Des manifestations de la communauté kurde ont dégénéré mardi soir à Marignane, mais aussi à Marseille où, dans le 8e arrondissement, la tour France Télévisions a été investie dans l’après-midi par une vingtaine de personnes alors que le personnel se trouvait à l’intérieur.

Rassemblés pour soutenir le Rojava, cette région autonome du nord-est de la Syrie menacée par les assauts de l’armée d’Ahmed al Charaa, ex-djihadiste devenu président par intérim après la chute de la dictature de Bachar al Assad, les participants entendaient dénoncer  » le silence, la passivité voire la complicité des grandes puissances « .

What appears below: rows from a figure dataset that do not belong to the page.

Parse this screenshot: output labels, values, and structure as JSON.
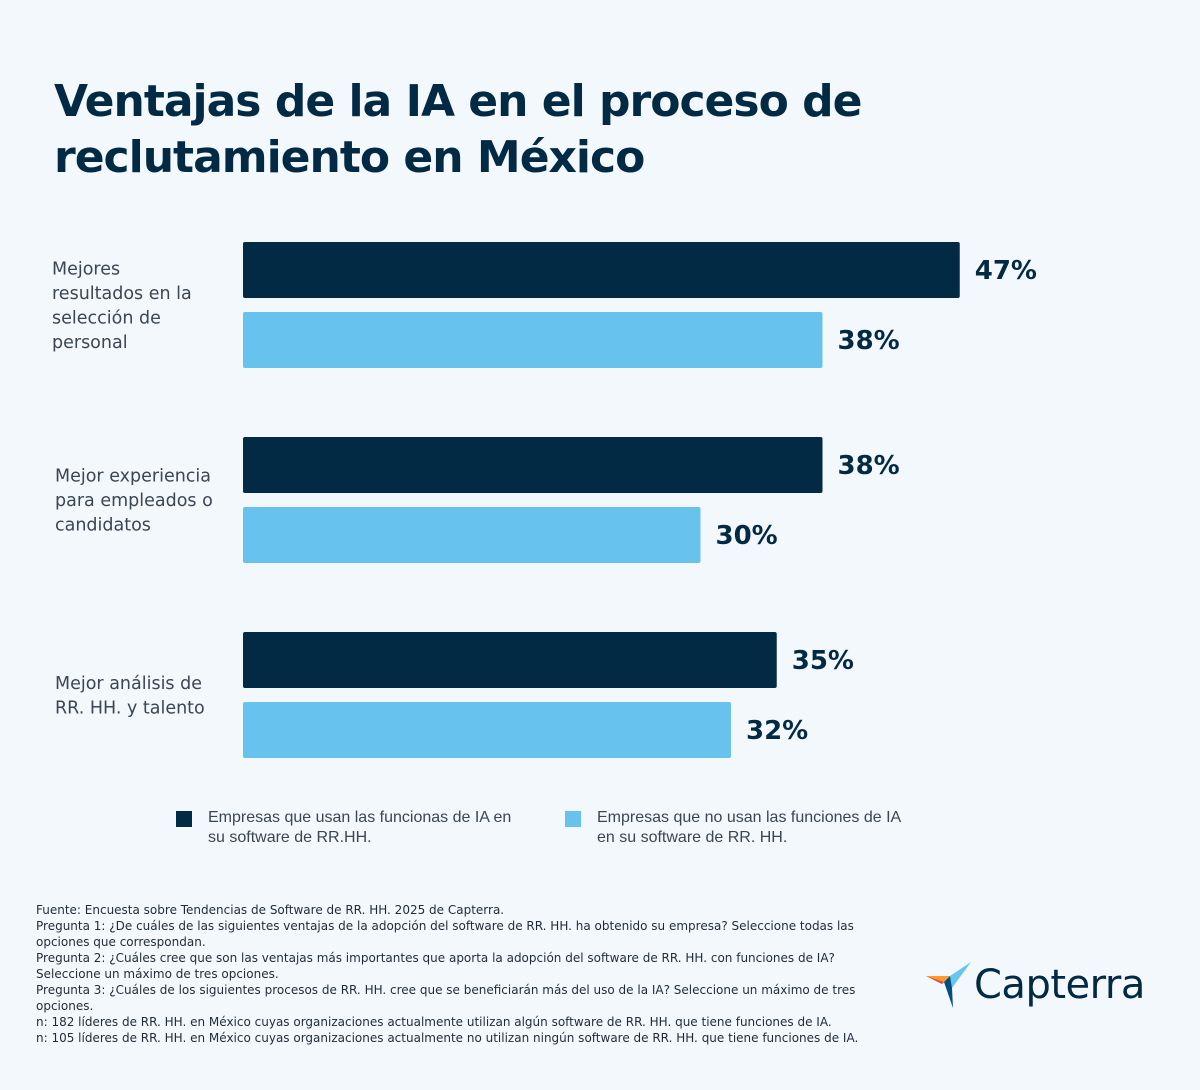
{
  "chart_data": {
    "type": "bar",
    "orientation": "horizontal",
    "title": "Ventajas de la IA en el proceso de reclutamiento en México",
    "categories": [
      [
        "Mejores",
        "resultados en la",
        "selección de",
        "personal"
      ],
      [
        "Mejor experiencia",
        "para empleados o",
        "candidatos"
      ],
      [
        "Mejor análisis de",
        "RR. HH. y talento"
      ]
    ],
    "series": [
      {
        "name": "Empresas que usan las funcionas de IA en su software de RR.HH.",
        "color": "#022a44",
        "values": [
          47,
          38,
          35
        ]
      },
      {
        "name": "Empresas que no usan las funciones de IA en su software de RR. HH.",
        "color": "#67c3ee",
        "values": [
          38,
          30,
          32
        ]
      }
    ],
    "value_suffix": "%",
    "xlim": [
      0,
      100
    ],
    "grid": false,
    "legend": "bottom"
  },
  "title_lines": [
    "Ventajas de la IA en el proceso de",
    "reclutamiento en México"
  ],
  "legend_items": [
    {
      "text": "Empresas que usan las funcionas de IA en su software de RR.HH.",
      "color": "#022a44"
    },
    {
      "text": "Empresas que no usan las funciones de IA en su software de RR. HH.",
      "color": "#67c3ee"
    }
  ],
  "footnotes": [
    "Fuente: Encuesta sobre Tendencias de Software de RR. HH. 2025 de Capterra.",
    "Pregunta 1: ¿De cuáles de las siguientes ventajas de la adopción del software de RR. HH. ha obtenido su empresa? Seleccione todas las opciones que correspondan.",
    "Pregunta 2: ¿Cuáles cree que son las ventajas más importantes que aporta la adopción del software de RR. HH. con funciones de IA? Seleccione un máximo de tres opciones.",
    "Pregunta 3: ¿Cuáles de los siguientes procesos de RR. HH. cree que se beneficiarán más del uso de la IA? Seleccione un máximo de tres opciones.",
    "n: 182 líderes de RR. HH. en México cuyas organizaciones actualmente utilizan algún software de RR. HH. que tiene funciones de IA.",
    "n: 105 líderes de RR. HH. en México cuyas organizaciones actualmente no utilizan ningún software de RR. HH. que tiene funciones de IA."
  ],
  "brand": {
    "name": "Capterra",
    "colors": {
      "orange": "#ff9d28",
      "blue": "#68c5ed",
      "navy": "#044d80",
      "red": "#e54747"
    }
  }
}
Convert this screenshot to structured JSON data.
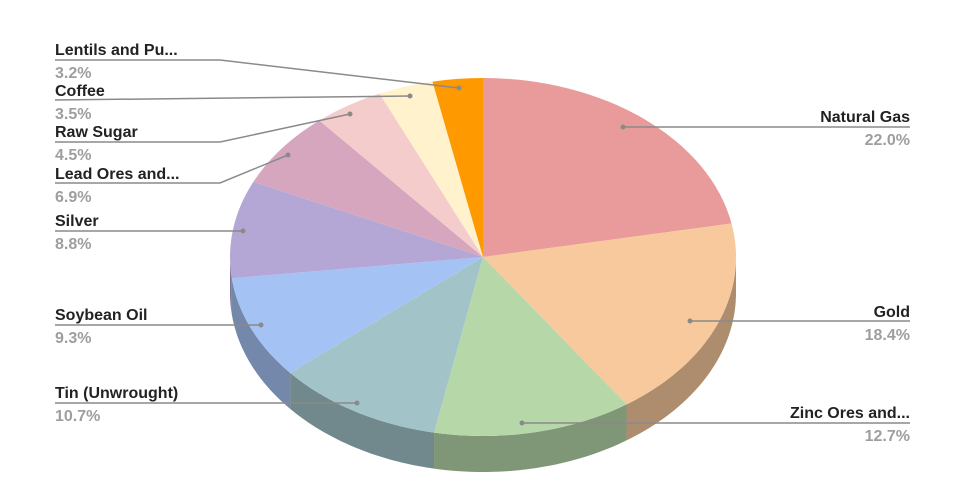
{
  "chart_data": {
    "type": "pie",
    "style": "3d",
    "title": "",
    "start_angle": "top, clockwise",
    "legend": "none (leader-line labels)",
    "slices": [
      {
        "label": "Natural Gas",
        "value": 22.0,
        "value_label": "22.0%",
        "color": "#e99a9a"
      },
      {
        "label": "Gold",
        "value": 18.4,
        "value_label": "18.4%",
        "color": "#f7c99d"
      },
      {
        "label": "Zinc Ores and...",
        "value": 12.7,
        "value_label": "12.7%",
        "color": "#b6d7a8"
      },
      {
        "label": "Tin (Unwrought)",
        "value": 10.7,
        "value_label": "10.7%",
        "color": "#a2c4c9"
      },
      {
        "label": "Soybean Oil",
        "value": 9.3,
        "value_label": "9.3%",
        "color": "#a4c2f4"
      },
      {
        "label": "Silver",
        "value": 8.8,
        "value_label": "8.8%",
        "color": "#b4a7d6"
      },
      {
        "label": "Lead Ores and...",
        "value": 6.9,
        "value_label": "6.9%",
        "color": "#d5a6bd"
      },
      {
        "label": "Raw Sugar",
        "value": 4.5,
        "value_label": "4.5%",
        "color": "#f4cccc"
      },
      {
        "label": "Coffee",
        "value": 3.5,
        "value_label": "3.5%",
        "color": "#fff2cc"
      },
      {
        "label": "Lentils and Pu...",
        "value": 3.2,
        "value_label": "3.2%",
        "color": "#ff9900"
      }
    ]
  }
}
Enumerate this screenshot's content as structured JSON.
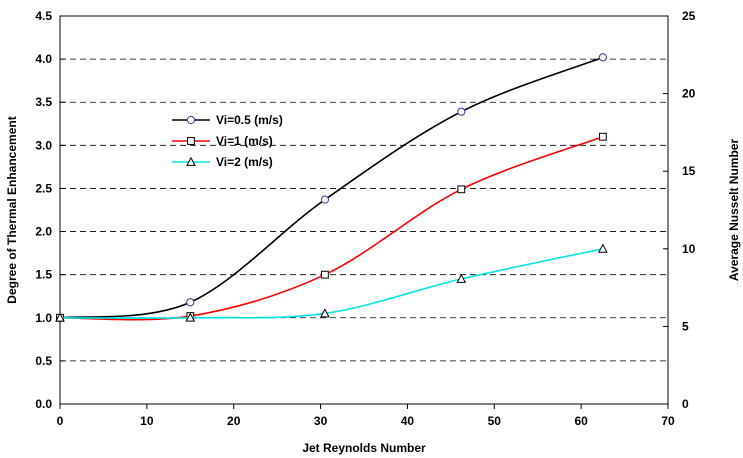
{
  "chart_data": {
    "type": "line",
    "title": "",
    "xlabel": "Jet Reynolds Number",
    "ylabel": "Degree of Thermal Enhancement",
    "y2label": "Average Nusselt Number",
    "xlim": [
      0,
      70
    ],
    "ylim": [
      0,
      4.5
    ],
    "y2lim": [
      0,
      25
    ],
    "x_ticks": [
      "0",
      "10",
      "20",
      "30",
      "40",
      "50",
      "60",
      "70"
    ],
    "y_ticks": [
      "0.0",
      "0.5",
      "1.0",
      "1.5",
      "2.0",
      "2.5",
      "3.0",
      "3.5",
      "4.0",
      "4.5"
    ],
    "y2_ticks": [
      "0",
      "5",
      "10",
      "15",
      "20",
      "25"
    ],
    "grid": "horizontal-dashed",
    "legend_position": "upper-left",
    "series": [
      {
        "name": "Vi=0.5 (m/s)",
        "color": "#000000",
        "marker": "circle",
        "x": [
          0,
          15,
          30.5,
          46.2,
          62.5
        ],
        "y": [
          1.0,
          1.18,
          2.37,
          3.39,
          4.02
        ]
      },
      {
        "name": "Vi=1 (m/s)",
        "color": "#ff0000",
        "marker": "square",
        "x": [
          0,
          15,
          30.5,
          46.2,
          62.5
        ],
        "y": [
          1.0,
          1.02,
          1.5,
          2.49,
          3.1
        ]
      },
      {
        "name": "Vi=2 (m/s)",
        "color": "#00e5e5",
        "marker": "triangle",
        "x": [
          0,
          15,
          30.5,
          46.2,
          62.5
        ],
        "y": [
          1.0,
          1.0,
          1.05,
          1.45,
          1.8
        ]
      }
    ]
  }
}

Une cinquantaine d’individus « très agités »

Mais à Marignane, où 350 personnes s’étaient réunies sur la place de la mairie avec des drapeaux du YPG (la branche armée du Parti de l’union démocratique kurde en Syrie, N.D.L.R.) et des pancartes en soutien au Rojava tout en scandant des slogans en langue kurde, la manifestation non déclarée a tourné à l’affrontement avec les forces de l’ordre, lorsque le cortège a gagné l’avenue du 8-Mai 1945.

Une cinquantaine d’individus, « très agités » selon la police, se seraient alors désolidarisés du groupe avant de dissimuler leur visage tout en ramassant pierres et branches sur leur passage.

Sur les coups de 20 heures, alors que plusieurs feux de containers étaient signalés, de nombreux effectifs de police – brigade anticriminalité (BAC), groupe de sécurité de proximité (GSP), brigade spécialisée de terrain (BST), mais aussi police secours et même un commandant du service de nuit, les uns venus Vitrolles et d’Istres, les autres d’Aix-en-Provence – ont été envoyés sur place.

Un homme de 29 ans interpellé

Mais loin de calmer les esprits échauffés, la présence policière a plutôt déclenché des jets de projectiles, au point de blesser 9 policiers. Dans un inventaire sanguinolent, un membre des forces de l’ordre énumère une collègue blessée à la cuisse, un autre avec une plaie saignante au menton, et toute une cohorte de poignets, tibias, mollets, chevilles, pieds ou orteils, suturés dans le meilleur des cas, voire fracturés.

Un individu de 29 ans a été interpellé après avoir jeté des projectiles sur des effectifs de la compagnie départementale d’intervention (CDI).

Le calme a finalement été rétabli un peu avant 22 heures, non sans usage de grenades de désencerclement et autres tirs de lanceurs de balle de défense (LBD).